The onset of emergency online teaching in 2020 echoed this dive into the deep end — my department came together in a manner highlighting care, patience, and optimism towards each other and our students.

This experience revealed what kind of teacher I want to be, how I want to engage students, and how the collectivity between teachers extends to our relationships with the students. As such, I yielded to the potential of a Cégep classroom: a space that facilitates and encourages an exploration of one’s interest and practice within the program, that can still fulfill the program’s competencies.1 My focus became more workshop-style and process-oriented. Pragmatically, that meant, for example, changing my rubrics to recognize the importance of production and technical mistakes, mishaps, etc. Reflections on the process also became an indispensable, validated, and graded part of the work.

Patience and mindfulness became paramount in this generative approach. I clarified to my students that my questions and comments on their work were not meant as interrogations but rather an engagement in critical dialogue; a way of showing curiosity and thinking through something with them (Massumi, 2010). We don’t learn by slogging through an assignment for a grade. Or, if we do, at best we learn the tactics of what will get us the grade we want. It teaches us how to manage the work we are obliged to do rather than the work we want to be doing. The pandemic allowed me to lead by example and enable my students to reflect on “what brought them to their work [and] what they brought into their work” (Ahmed, 2021). To be “into” something is a movement and action towards that something, to support it and to also be supported by it — in this case, the Cégep community of learning.

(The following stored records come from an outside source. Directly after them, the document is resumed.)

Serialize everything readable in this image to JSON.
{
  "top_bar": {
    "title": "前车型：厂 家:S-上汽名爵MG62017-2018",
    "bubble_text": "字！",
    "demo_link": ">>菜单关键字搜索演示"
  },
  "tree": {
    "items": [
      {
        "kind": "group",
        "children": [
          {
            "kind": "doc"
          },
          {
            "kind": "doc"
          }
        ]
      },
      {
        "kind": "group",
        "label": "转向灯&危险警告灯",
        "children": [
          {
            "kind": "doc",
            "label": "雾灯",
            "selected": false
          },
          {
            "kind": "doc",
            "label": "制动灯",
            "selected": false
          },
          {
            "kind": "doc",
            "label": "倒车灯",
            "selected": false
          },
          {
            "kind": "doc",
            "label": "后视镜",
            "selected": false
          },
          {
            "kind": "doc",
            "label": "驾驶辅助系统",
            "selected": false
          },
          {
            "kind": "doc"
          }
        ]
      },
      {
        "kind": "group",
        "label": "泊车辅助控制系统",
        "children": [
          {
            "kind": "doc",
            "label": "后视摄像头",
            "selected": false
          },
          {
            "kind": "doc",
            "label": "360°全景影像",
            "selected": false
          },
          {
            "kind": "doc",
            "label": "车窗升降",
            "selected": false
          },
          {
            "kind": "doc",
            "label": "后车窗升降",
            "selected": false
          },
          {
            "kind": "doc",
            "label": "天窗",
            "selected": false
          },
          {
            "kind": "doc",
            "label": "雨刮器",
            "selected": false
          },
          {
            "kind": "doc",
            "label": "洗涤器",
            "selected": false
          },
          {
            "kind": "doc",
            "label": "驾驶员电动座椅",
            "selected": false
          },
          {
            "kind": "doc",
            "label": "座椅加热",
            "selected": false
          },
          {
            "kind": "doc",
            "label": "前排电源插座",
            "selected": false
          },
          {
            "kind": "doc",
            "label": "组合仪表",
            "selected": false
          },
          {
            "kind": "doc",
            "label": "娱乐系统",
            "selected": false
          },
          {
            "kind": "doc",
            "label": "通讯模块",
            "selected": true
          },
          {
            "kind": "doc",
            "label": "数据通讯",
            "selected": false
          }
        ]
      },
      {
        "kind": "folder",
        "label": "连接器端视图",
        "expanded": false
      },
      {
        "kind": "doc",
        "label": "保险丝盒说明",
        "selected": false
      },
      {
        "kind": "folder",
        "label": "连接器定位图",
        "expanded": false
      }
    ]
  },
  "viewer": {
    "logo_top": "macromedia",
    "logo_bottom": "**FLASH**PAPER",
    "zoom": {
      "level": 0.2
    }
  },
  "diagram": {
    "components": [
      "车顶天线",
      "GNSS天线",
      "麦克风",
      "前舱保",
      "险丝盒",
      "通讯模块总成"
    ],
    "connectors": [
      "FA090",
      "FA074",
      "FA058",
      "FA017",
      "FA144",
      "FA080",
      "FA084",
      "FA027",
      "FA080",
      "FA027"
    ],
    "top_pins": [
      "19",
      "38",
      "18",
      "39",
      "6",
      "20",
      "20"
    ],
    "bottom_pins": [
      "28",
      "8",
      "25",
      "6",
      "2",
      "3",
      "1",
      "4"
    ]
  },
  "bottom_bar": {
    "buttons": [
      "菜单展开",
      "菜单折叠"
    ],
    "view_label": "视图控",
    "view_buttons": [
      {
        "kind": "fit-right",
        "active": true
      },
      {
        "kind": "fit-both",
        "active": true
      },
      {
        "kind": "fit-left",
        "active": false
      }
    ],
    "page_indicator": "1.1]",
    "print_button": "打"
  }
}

By way of Sara Ahmed’s Queer Phenomenology (2006), it is my responsibility to furnish our classroom space with a table that is large enough and comfortable enough for every student’s movement and action. This was accentuated in 2020-2021 at the peak of the COVID-19 pandemic, when differences between us were heightened. While studying at Cégep, most students are still living at home but need their own space and independence. This often-unwelcome blurring of home/school space became apparent during the pandemic. Students were calling into class on their phones from their cars, unable to go anywhere, turning on their mic only to immediately turn it off again when competing with their home soundscape. There was no table for us to sit at together and orient ourselves, so I asked them to imagine one. The question that remote learning forced us to face still stands today: how can we sustain an equitable space of “you’re in” in a classroom that is an abstract space of avatars and small rectangles monitoring our position in front of a screen? Even if implausible, we keep experimenting.

You’re in” is a simple phrase, yet expansive in belonging. This in-ness is what Cégep teaching keeps teaching me.


  1. Programs have specific competencies that students must acquire. A competency is: “an ability to act, succeed, and progress that allows one to apply in varied spheres of activity forms of knowledge (content knowledge, skills, attitudes, etc.) acquired in a specific context.” (Côté, 2015, p.5)


Ahmed, S. (2021, September 2). In dialogue, a letter to Lauren. feministkilljoys. Retrieved January 10, 2022, from https://feministkilljoys.com/2021/08/31/in-dialogue-a-letter-to-lauren/

Ahmed, S. (2006). Queer Phenomenology: Orientations, Objects, Others. Duke University Press.

Bowering, E., & Reed, M. (2021). Achieving academic promotion: The role of work environment, role conflict, and life balance. Canadian Journal of Higher Education, 51(4), 1–25. https://doi.org/10.47678/cjhe.v51i4.188917

Côté, F. (2015). Common competencies at the college level: from theory to practice. Pédagogie collégiale Vol. 25, no 2, winter 2012.